The lean-combustion system for preventing an increase in a combustion temperature by supplying a large amount of premixed air and fuel for forming a high air-ratio premixed combustion flame (flame produced when premixed fuel and air are combusted) has a problem of blow-off. This is because a premixed combustion flame is generally most stable when an air ratio is in the vicinity of 1 and blow-off is liable to arise when the air ratio is greater than 1.
Japanese Patent Laid-Open No. 61-41810 discloses a system wherein fuel is separately supplied into two first and second regions in a combustor, with the fuel in the first region being combusted at a high air-ratio of about 1.2 for perfect combustion, and then NOx produced there is reduced by a low air-ratio combustion flame in the second region including a small amount of oxygen and a large amount of reducing combustible gas.
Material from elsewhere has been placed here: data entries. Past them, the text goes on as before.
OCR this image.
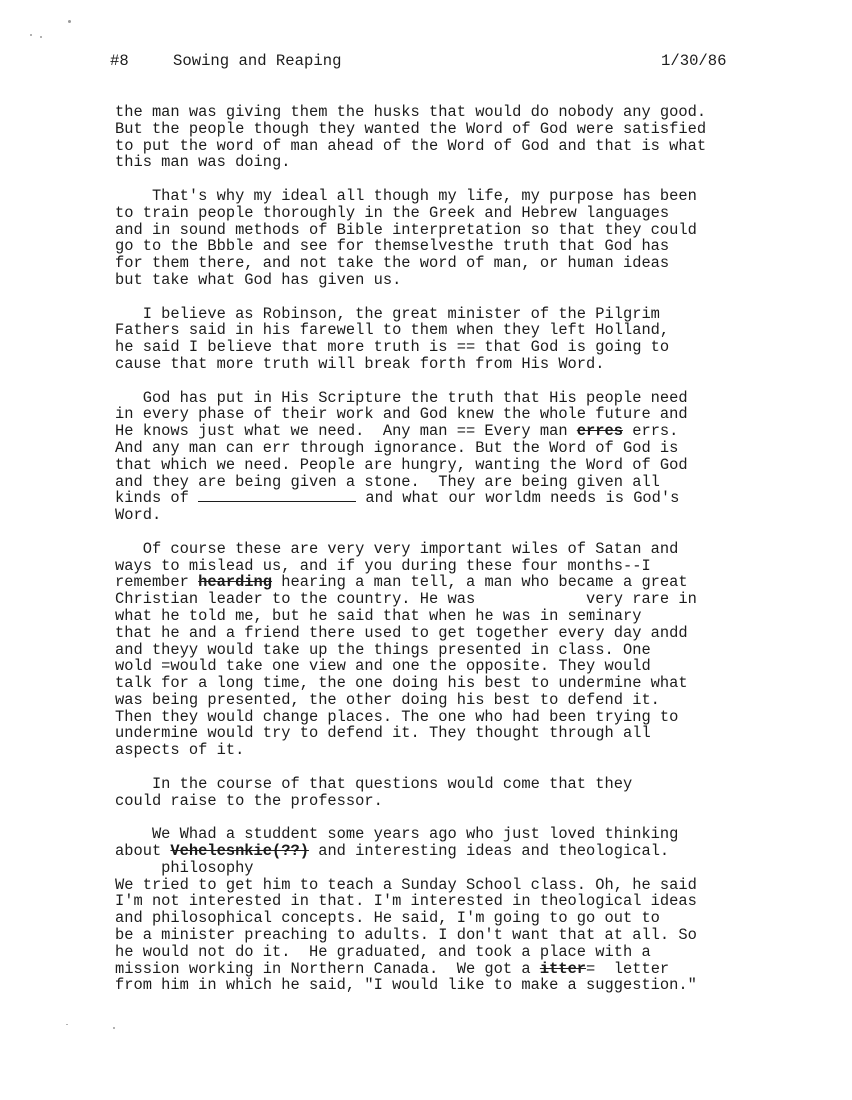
#8	Sowing and Reaping	1/30/86
the man was giving them the husks that would do nobody any good.
But the people though they wanted the Word of God were satisfied
to put the word of man ahead of the Word of God and that is what
this man was doing.
That's why my ideal all though my life, my purpose has been
to train people thoroughly in the Greek and Hebrew languages
and in sound methods of Bible interpretation so that they could
go to the Bbble and see for themselvesthe truth that God has
for them there, and not take the word of man, or human ideas
but take what God has given us.
I believe as Robinson, the great minister of the Pilgrim
Fathers said in his farewell to them when they left Holland,
he said I believe that more truth is == that God is going to
cause that more truth will break forth from His Word.
God has put in His Scripture the truth that His people need
in every phase of their work and God knew the whole future and
He knows just what we need.  Any man == Every man erres errs.
And any man can err through ignorance. But the Word of God is
that which we need. People are hungry, wanting the Word of God
and they are being given a stone.  They are being given all
kinds of	and what our worldm needs is God's
Word.
Of course these are very very important wiles of Satan and
ways to mislead us, and if you during these four months--I
remember hearding hearing a man tell, a man who became a great
Christian leader to the country. He was            very rare in
what he told me, but he said that when he was in seminary
that he and a friend there used to get together every day andd
and theyy would take up the things presented in class. One
wold =would take one view and one the opposite. They would
talk for a long time, the one doing his best to undermine what
was being presented, the other doing his best to defend it.
Then they would change places. The one who had been trying to
undermine would try to defend it. They thought through all
aspects of it.
In the course of that questions would come that they
could raise to the professor.
We Whad a studdent some years ago who just loved thinking
about Vehelesnkie(??) and interesting ideas and theological.
philosophy
We tried to get him to teach a Sunday School class. Oh, he said
I'm not interested in that. I'm interested in theological ideas
and philosophical concepts. He said, I'm going to go out to
be a minister preaching to adults. I don't want that at all. So
he would not do it.  He graduated, and took a place with a
mission working in Northern Canada.  We got a itter=  letter
from him in which he said, "I would like to make a suggestion."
The combustible gas remaining in the second region is oxidized and combusted by air from an after-air port in a rear flow for thereby decreasing an amount of NOx.
Japanese Patent Laid-Open No. 61-41810 does not describe whether the flame in the first region is a premixed combustion flame or a diffusion combustion flame and if the flame is the premixed flame, a problem of blow-off arises.
In addition, in the last-mentioned Patent Laid-Open, a flame interference should occur between a high air-ratio combustion flame and low air-ratio combustion flame, judging a relationship between the locations where both flames are formed from an embodiment disclosed in the Patent Laid-Open. More specifically, the positional relationship of the flames is such that excessive oxygen is diffused from the side of the high air-ratio combustion flame to the side of the low air-ratio combustion flame, while fuel is diffused from the side of the low air-ratio flame. Because of the flame interference, NOx produced from the high air-ratio combustion flame is not effectively reduced by the low air-ratio combustion flame. As a result, there is a problem that the respective flames cannot achieve their roles sufficiently.